Necip sakatlanınca Oğuzhan'ı sahaya süren Bilic, jokeri Atiba'yı sağ beke çekti. Atiba'nın orta sahadan eksilmesi ikinci yarının ilk dakikalarında defansif açıdan bir zaafiyet oluşturdu fakat Oğuzhan'ın hücum katkısı beraberinde golü de getirdi. Bobo'nun boş pozisyonda kafayla Tolga'ya teslim ettiği pozisyonun hemen ardından sahneye çıkan Oğuzhan, kaleci Sinan'ı ters köşeye gönderip kendine has bir vuruşla topu filelerle buluşturdu, takımını rahatlattı.
Beşiktaş son 20 dakikalık bölümde 2-0'ı korumaya çalıştı, Kayserispor ise bütün riskleri alarak hücum etti.
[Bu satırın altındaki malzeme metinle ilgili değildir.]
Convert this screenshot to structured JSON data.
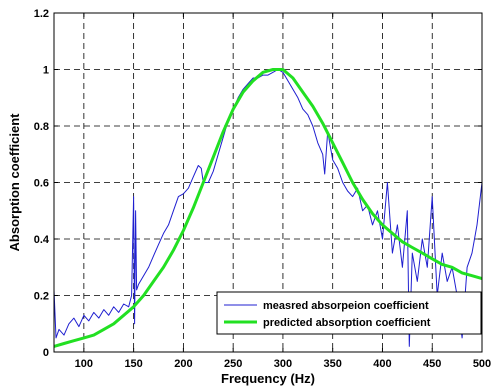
{
  "chart_data": {
    "type": "line",
    "title": "",
    "xlabel": "Frequency (Hz)",
    "ylabel": "Absorption coefficient",
    "xlim": [
      70,
      500
    ],
    "ylim": [
      0,
      1.2
    ],
    "xticks": [
      100,
      150,
      200,
      250,
      300,
      350,
      400,
      450,
      500
    ],
    "yticks": [
      0,
      0.2,
      0.4,
      0.6,
      0.8,
      1,
      1.2
    ],
    "xtick_labels": [
      "100",
      "150",
      "200",
      "250",
      "300",
      "350",
      "400",
      "450",
      "500"
    ],
    "ytick_labels": [
      "0",
      "0.2",
      "0.4",
      "0.6",
      "0.8",
      "1",
      "1.2"
    ],
    "grid": true,
    "grid_style": "dashed",
    "legend_position": "bottom-right",
    "series": [
      {
        "name": "measred absorpeion coefficient",
        "color": "#1f1fd0",
        "style": "noisy-thin",
        "x": [
          70,
          72,
          75,
          80,
          85,
          90,
          95,
          100,
          105,
          110,
          115,
          120,
          125,
          130,
          135,
          140,
          145,
          148,
          150,
          151,
          152,
          153,
          155,
          160,
          165,
          170,
          175,
          180,
          185,
          190,
          195,
          200,
          205,
          210,
          215,
          218,
          220,
          225,
          230,
          235,
          240,
          245,
          250,
          255,
          260,
          265,
          270,
          275,
          280,
          285,
          290,
          295,
          300,
          305,
          310,
          315,
          320,
          325,
          330,
          335,
          340,
          342,
          345,
          350,
          355,
          360,
          365,
          370,
          375,
          380,
          385,
          390,
          395,
          400,
          405,
          410,
          415,
          420,
          425,
          427,
          430,
          435,
          440,
          445,
          450,
          455,
          460,
          465,
          470,
          475,
          480,
          485,
          490,
          495,
          500
        ],
        "y": [
          0.22,
          0.05,
          0.08,
          0.06,
          0.1,
          0.12,
          0.09,
          0.13,
          0.11,
          0.14,
          0.12,
          0.15,
          0.13,
          0.16,
          0.14,
          0.17,
          0.16,
          0.2,
          0.55,
          0.1,
          0.5,
          0.22,
          0.24,
          0.27,
          0.3,
          0.34,
          0.38,
          0.42,
          0.45,
          0.5,
          0.55,
          0.56,
          0.58,
          0.62,
          0.66,
          0.65,
          0.6,
          0.6,
          0.64,
          0.7,
          0.76,
          0.82,
          0.86,
          0.9,
          0.93,
          0.95,
          0.97,
          0.97,
          0.98,
          0.98,
          0.99,
          1.0,
          0.99,
          0.96,
          0.93,
          0.9,
          0.86,
          0.84,
          0.8,
          0.74,
          0.7,
          0.63,
          0.78,
          0.68,
          0.65,
          0.6,
          0.57,
          0.55,
          0.58,
          0.5,
          0.52,
          0.45,
          0.5,
          0.4,
          0.6,
          0.35,
          0.45,
          0.3,
          0.5,
          0.02,
          0.35,
          0.25,
          0.4,
          0.3,
          0.55,
          0.2,
          0.35,
          0.25,
          0.3,
          0.2,
          0.05,
          0.3,
          0.35,
          0.45,
          0.6
        ]
      },
      {
        "name": "predicted absorption coefficient",
        "color": "#22e022",
        "style": "smooth-thick",
        "x": [
          70,
          80,
          90,
          100,
          110,
          120,
          130,
          140,
          150,
          160,
          170,
          180,
          190,
          200,
          210,
          220,
          230,
          240,
          250,
          260,
          270,
          280,
          290,
          300,
          310,
          320,
          330,
          340,
          350,
          360,
          370,
          380,
          390,
          400,
          410,
          420,
          430,
          440,
          450,
          460,
          470,
          480,
          490,
          500
        ],
        "y": [
          0.02,
          0.03,
          0.04,
          0.05,
          0.06,
          0.08,
          0.1,
          0.13,
          0.16,
          0.2,
          0.25,
          0.3,
          0.36,
          0.43,
          0.51,
          0.6,
          0.69,
          0.78,
          0.86,
          0.92,
          0.96,
          0.99,
          1.0,
          1.0,
          0.97,
          0.92,
          0.87,
          0.81,
          0.74,
          0.67,
          0.6,
          0.54,
          0.49,
          0.45,
          0.42,
          0.39,
          0.37,
          0.35,
          0.33,
          0.31,
          0.3,
          0.28,
          0.27,
          0.26
        ]
      }
    ]
  }
}
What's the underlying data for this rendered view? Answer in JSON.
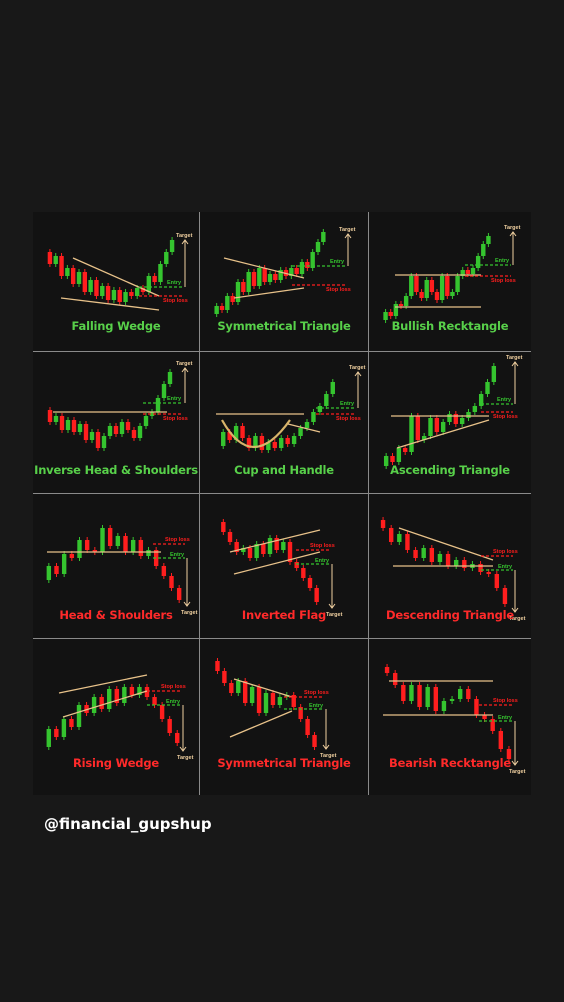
{
  "colors": {
    "background": "#181818",
    "panel": "#121212",
    "bull": "#35c42f",
    "bear": "#ff1e1e",
    "bull_label": "#58d04a",
    "bear_label": "#ff2a2a",
    "trendline": "#e8c28a",
    "target_arrow": "#f0d0a0",
    "grid_line": "#8a8a8a"
  },
  "patterns": [
    {
      "name": "Falling Wedge",
      "bias": "bullish",
      "markers": {
        "target": "Target",
        "entry": "Entry",
        "stop": "Stop loss"
      }
    },
    {
      "name": "Symmetrical Triangle",
      "bias": "bullish",
      "markers": {
        "target": "Target",
        "entry": "Entry",
        "stop": "Stop loss"
      }
    },
    {
      "name": "Bullish Recktangle",
      "bias": "bullish",
      "markers": {
        "target": "Target",
        "entry": "Entry",
        "stop": "Stop loss"
      }
    },
    {
      "name": "Inverse Head & Shoulders",
      "bias": "bullish",
      "markers": {
        "target": "Target",
        "entry": "Entry",
        "stop": "Stop loss"
      }
    },
    {
      "name": "Cup and Handle",
      "bias": "bullish",
      "markers": {
        "target": "Target",
        "entry": "Entry",
        "stop": "Stop loss"
      }
    },
    {
      "name": "Ascending Triangle",
      "bias": "bullish",
      "markers": {
        "target": "Target",
        "entry": "Entry",
        "stop": "Stop loss"
      }
    },
    {
      "name": "Head & Shoulders",
      "bias": "bearish",
      "markers": {
        "target": "Target",
        "entry": "Entry",
        "stop": "Stop loss"
      }
    },
    {
      "name": "Inverted Flag",
      "bias": "bearish",
      "markers": {
        "target": "Target",
        "entry": "Entry",
        "stop": "Stop loss"
      }
    },
    {
      "name": "Descending Triangle",
      "bias": "bearish",
      "markers": {
        "target": "Target",
        "entry": "Entry",
        "stop": "Stop loss"
      }
    },
    {
      "name": "Rising Wedge",
      "bias": "bearish",
      "markers": {
        "target": "Target",
        "entry": "Entry",
        "stop": "Stop loss"
      }
    },
    {
      "name": "Symmetrical Triangle",
      "bias": "bearish",
      "markers": {
        "target": "Target",
        "entry": "Entry",
        "stop": "Stop loss"
      }
    },
    {
      "name": "Bearish Recktangle",
      "bias": "bearish",
      "markers": {
        "target": "Target",
        "entry": "Entry",
        "stop": "Stop loss"
      }
    }
  ],
  "footer": {
    "handle": "@financial_gupshup"
  }
}
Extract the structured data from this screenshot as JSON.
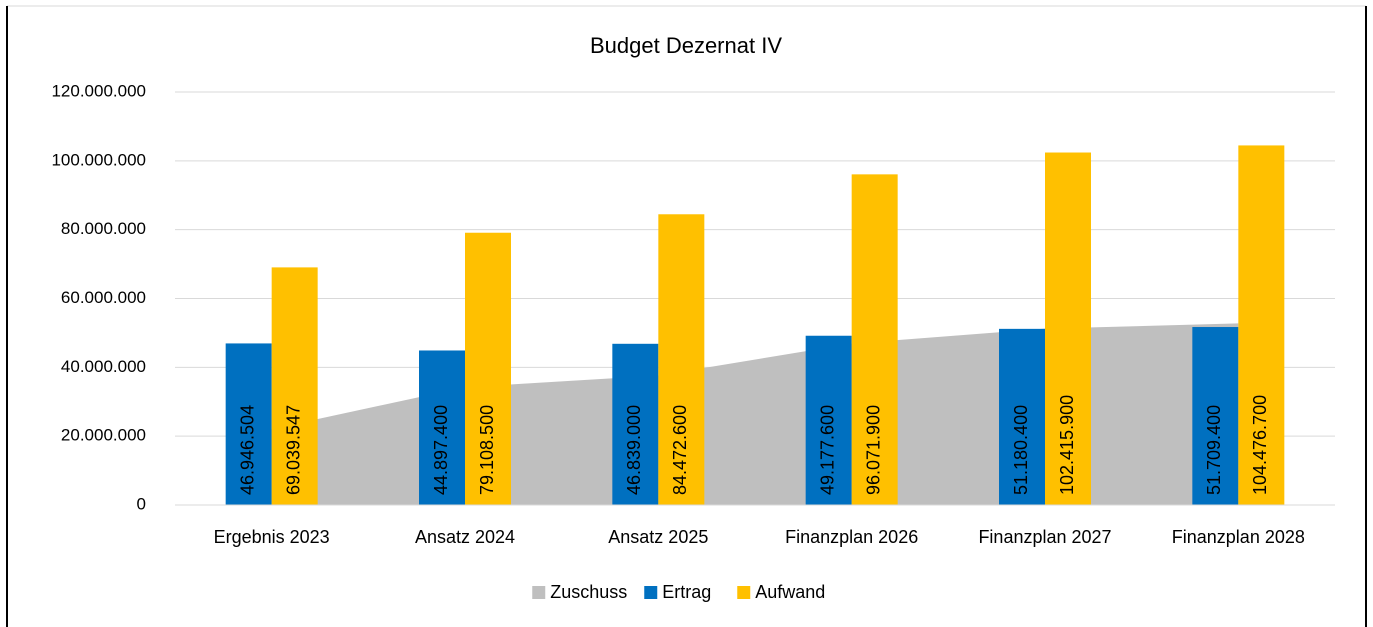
{
  "chart_data": {
    "type": "bar",
    "title": "Budget Dezernat IV",
    "categories": [
      "Ergebnis 2023",
      "Ansatz 2024",
      "Ansatz 2025",
      "Finanzplan 2026",
      "Finanzplan 2027",
      "Finanzplan 2028"
    ],
    "series": [
      {
        "name": "Zuschuss",
        "type": "area",
        "color": "#bfbfbf",
        "values": [
          22093043,
          34211100,
          37633600,
          46894300,
          51235500,
          52767300
        ]
      },
      {
        "name": "Ertrag",
        "type": "bar",
        "color": "#0070c0",
        "values": [
          46946504,
          44897400,
          46839000,
          49177600,
          51180400,
          51709400
        ],
        "value_labels": [
          "46.946.504",
          "44.897.400",
          "46.839.000",
          "49.177.600",
          "51.180.400",
          "51.709.400"
        ]
      },
      {
        "name": "Aufwand",
        "type": "bar",
        "color": "#ffc000",
        "values": [
          69039547,
          79108500,
          84472600,
          96071900,
          102415900,
          104476700
        ],
        "value_labels": [
          "69.039.547",
          "79.108.500",
          "84.472.600",
          "96.071.900",
          "102.415.900",
          "104.476.700"
        ]
      }
    ],
    "ylim": [
      0,
      120000000
    ],
    "yticks": [
      0,
      {
        "value": 20000000,
        "label": "20.000.000"
      },
      {
        "value": 40000000,
        "label": "40.000.000"
      },
      {
        "value": 60000000,
        "label": "60.000.000"
      },
      {
        "value": 80000000,
        "label": "80.000.000"
      },
      {
        "value": 100000000,
        "label": "100.000.000"
      },
      {
        "value": 120000000,
        "label": "120.000.000"
      }
    ],
    "grid": true,
    "legend": "bottom"
  }
}
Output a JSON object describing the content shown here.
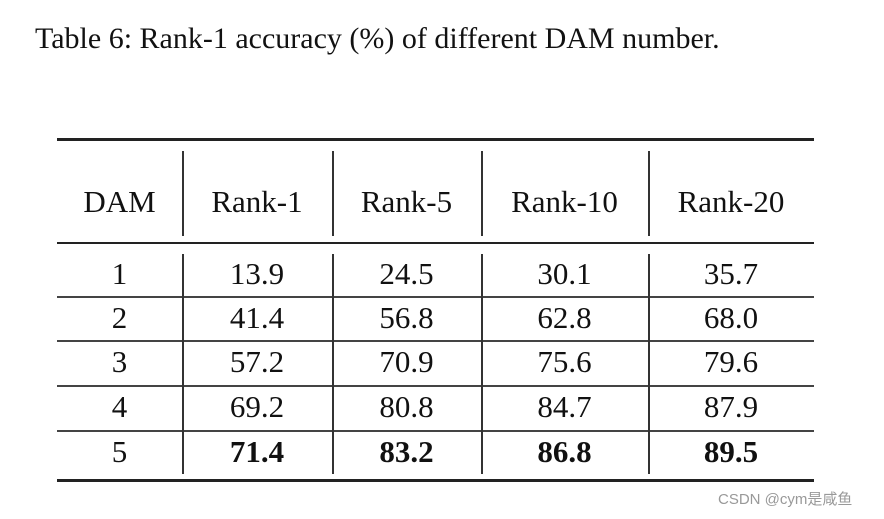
{
  "caption": "Table 6: Rank-1 accuracy (%) of different DAM number.",
  "table": {
    "headers": [
      "DAM",
      "Rank-1",
      "Rank-5",
      "Rank-10",
      "Rank-20"
    ],
    "rows": [
      [
        "1",
        "13.9",
        "24.5",
        "30.1",
        "35.7"
      ],
      [
        "2",
        "41.4",
        "56.8",
        "62.8",
        "68.0"
      ],
      [
        "3",
        "57.2",
        "70.9",
        "75.6",
        "79.6"
      ],
      [
        "4",
        "69.2",
        "80.8",
        "84.7",
        "87.9"
      ],
      [
        "5",
        "71.4",
        "83.2",
        "86.8",
        "89.5"
      ]
    ],
    "bold_row": 4
  },
  "watermark": "CSDN @cym是咸鱼"
}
Okay'ın uzatmadaki golü, skoru belirlemekten ve son anlara heyecan katmaktan başka işe yaramadı.
Beşiktaş çok eksik çıktığı maçta ikincilik için çok değerli bir galibiyet aldı, derbinin sonucunu beklemeye başladı. Fenerbahçe de, TT Arena'dan puan veya puanlarla ayrılırsa haftanın kazananı Beşiktaş olur.
Hakem Cüneyt Çakır, skor 1-0 iken Bobo ile Dany arasındaki mücadelede kariyerine ve kalitesine yakışmayan ciddi bir hata yaptı. Son adam Dany'nin, Bobo'yu arkasından çekerek indirdiği pozisyonda kartın rengi kesinlike kırmızı olmalıydı, ama Çakır anlaşılmaz biçimde sarı kartını kullandı. Bu pozisyonun ardından Beşiktaşlı taraftarların Dany'yi bir süre ıslıklaması kartın ne kadar hatalı olduğunu anlatmaya yetiyordu.
Çakır’ın, Abdullah ile İsmail arasındaki pozisyonda verdiği devam kararı ise bana göre doğruydu. Çünkü İsmail'in hareketi ilk bakışta bir engelleme gibi görünse de üzerine koşarak çarpan rakibinden kendini kurtarma şansı yoktu.